Mario Molina is a Professor of Chemistry and Biochemistry at the University of California, San Diego and the Center for Atmospheric Sciences at the Scripps Institution of Oceanography, as well as Director of the Mario Molina Center for Energy and Environment in Mexico City. He received the Nobel Prize in Chemistry in 1995 for his role in elucidating the threat to the Earth's ozone layer of chlorofluorocarbon gases. The only Mexican-born Nobel laureate in science, he served on PCAST for both Clinton terms. He is a member of both the National Academy of Sciences and the Institute of Medicine.
Ernest J. Moniz is a Professor of Physics and Engineering Systems, Director of the Energy Initiative, and Director of the Laboratory for Energy and the Environment at MIT. His research centers on energy technology and policy, including the future of nuclear power, coal, natural gas, and solar energy in a low-carbon world. He served as Under Secretary of the Department of Energy (1997-2001) and Associate Director for Science in the White House Office of Science and Technology Policy (1995-1997).
Maxine Savitz is retired general manager of Technology Partnerships at Honeywell, Inc and has more than 30 years of experience managing research, development and implementation programs for the public and private sectors, including in the aerospace, transportation, and industrial sectors. From 1979 to 1983 she served as Deputy Assistant Secretary for Conservation in the US Department of Energy. She currently serves as vice-president of the National Academy of Engineering.

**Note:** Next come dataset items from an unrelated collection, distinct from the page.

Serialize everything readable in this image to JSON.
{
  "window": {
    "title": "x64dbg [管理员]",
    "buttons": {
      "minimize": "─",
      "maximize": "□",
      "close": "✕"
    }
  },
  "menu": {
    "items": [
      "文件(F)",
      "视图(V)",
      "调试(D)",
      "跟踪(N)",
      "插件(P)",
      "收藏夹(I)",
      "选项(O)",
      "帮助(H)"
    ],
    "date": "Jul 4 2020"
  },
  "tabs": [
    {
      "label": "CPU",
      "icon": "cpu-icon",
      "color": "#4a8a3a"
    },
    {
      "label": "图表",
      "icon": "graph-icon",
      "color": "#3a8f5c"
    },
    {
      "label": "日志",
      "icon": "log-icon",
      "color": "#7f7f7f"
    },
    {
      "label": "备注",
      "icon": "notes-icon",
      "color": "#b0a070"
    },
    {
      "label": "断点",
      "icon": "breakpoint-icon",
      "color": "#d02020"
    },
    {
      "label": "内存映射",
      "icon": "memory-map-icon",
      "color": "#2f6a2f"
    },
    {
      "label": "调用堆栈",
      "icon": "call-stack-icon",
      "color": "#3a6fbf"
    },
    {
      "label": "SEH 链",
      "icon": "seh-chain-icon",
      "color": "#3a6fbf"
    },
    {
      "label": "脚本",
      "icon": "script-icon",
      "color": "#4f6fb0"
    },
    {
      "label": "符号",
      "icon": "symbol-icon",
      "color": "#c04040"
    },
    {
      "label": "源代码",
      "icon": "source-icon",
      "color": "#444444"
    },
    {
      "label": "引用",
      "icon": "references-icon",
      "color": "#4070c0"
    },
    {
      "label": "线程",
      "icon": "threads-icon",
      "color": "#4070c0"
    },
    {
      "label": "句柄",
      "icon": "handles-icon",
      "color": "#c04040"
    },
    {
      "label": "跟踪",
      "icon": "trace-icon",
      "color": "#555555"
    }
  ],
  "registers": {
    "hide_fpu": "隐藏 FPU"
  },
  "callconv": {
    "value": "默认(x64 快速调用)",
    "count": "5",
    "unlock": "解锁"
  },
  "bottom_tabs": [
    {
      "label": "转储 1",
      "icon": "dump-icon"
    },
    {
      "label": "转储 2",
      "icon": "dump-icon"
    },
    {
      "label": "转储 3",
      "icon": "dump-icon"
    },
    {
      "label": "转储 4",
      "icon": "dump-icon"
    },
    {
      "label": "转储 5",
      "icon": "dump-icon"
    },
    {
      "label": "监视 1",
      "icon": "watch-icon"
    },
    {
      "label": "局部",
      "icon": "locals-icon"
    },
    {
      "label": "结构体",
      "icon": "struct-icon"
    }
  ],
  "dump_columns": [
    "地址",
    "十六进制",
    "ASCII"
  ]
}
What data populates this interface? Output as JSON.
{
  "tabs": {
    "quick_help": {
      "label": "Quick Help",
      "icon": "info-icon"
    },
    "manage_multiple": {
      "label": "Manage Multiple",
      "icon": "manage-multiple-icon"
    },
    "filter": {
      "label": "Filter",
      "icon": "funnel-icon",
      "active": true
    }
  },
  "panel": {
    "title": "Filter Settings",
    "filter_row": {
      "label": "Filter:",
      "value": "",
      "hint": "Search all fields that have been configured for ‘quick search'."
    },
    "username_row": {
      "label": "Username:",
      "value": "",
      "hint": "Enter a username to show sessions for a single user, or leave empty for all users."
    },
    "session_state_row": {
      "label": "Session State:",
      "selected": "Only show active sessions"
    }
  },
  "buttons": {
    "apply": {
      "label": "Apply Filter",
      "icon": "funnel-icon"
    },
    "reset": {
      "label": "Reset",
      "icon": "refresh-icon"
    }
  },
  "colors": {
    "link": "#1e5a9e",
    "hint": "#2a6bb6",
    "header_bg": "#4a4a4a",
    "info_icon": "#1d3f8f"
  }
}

Barbara Schaal is Professor of Biology at Washington University in St Louis. She is a renowned plant geneticist who has used molecular genetics to understand the evolution and ecology of plants, ranging from the US Midwest to the tropics. Dr Schaal serves as Vice President of the National Academy of Sciences, the first woman ever elected to that role.
Daniel Schrag is the Sturgis Hooper Professor of Geology in the Department of Earth and Planetary Sciences at Harvard University and Professor of Environmental Science and Engineering in the School of Engineering and Applied Sciences. He is also Director of the Harvard University-wide Center for Environment. He was trained as a marine geochemist and has employed a variety of methods to study the carbon cycle and climate over a wide range of Earth’s history. Awarded a MacArthur Prize Fellowship in 2000, he has recently been working on technological approaches to mitigating future climate change.
7 out of 20 have specific environmental background. I think these 7 will have bigger impact than Google’s Eric Schmidt and Microsoft’s Craig Mundie.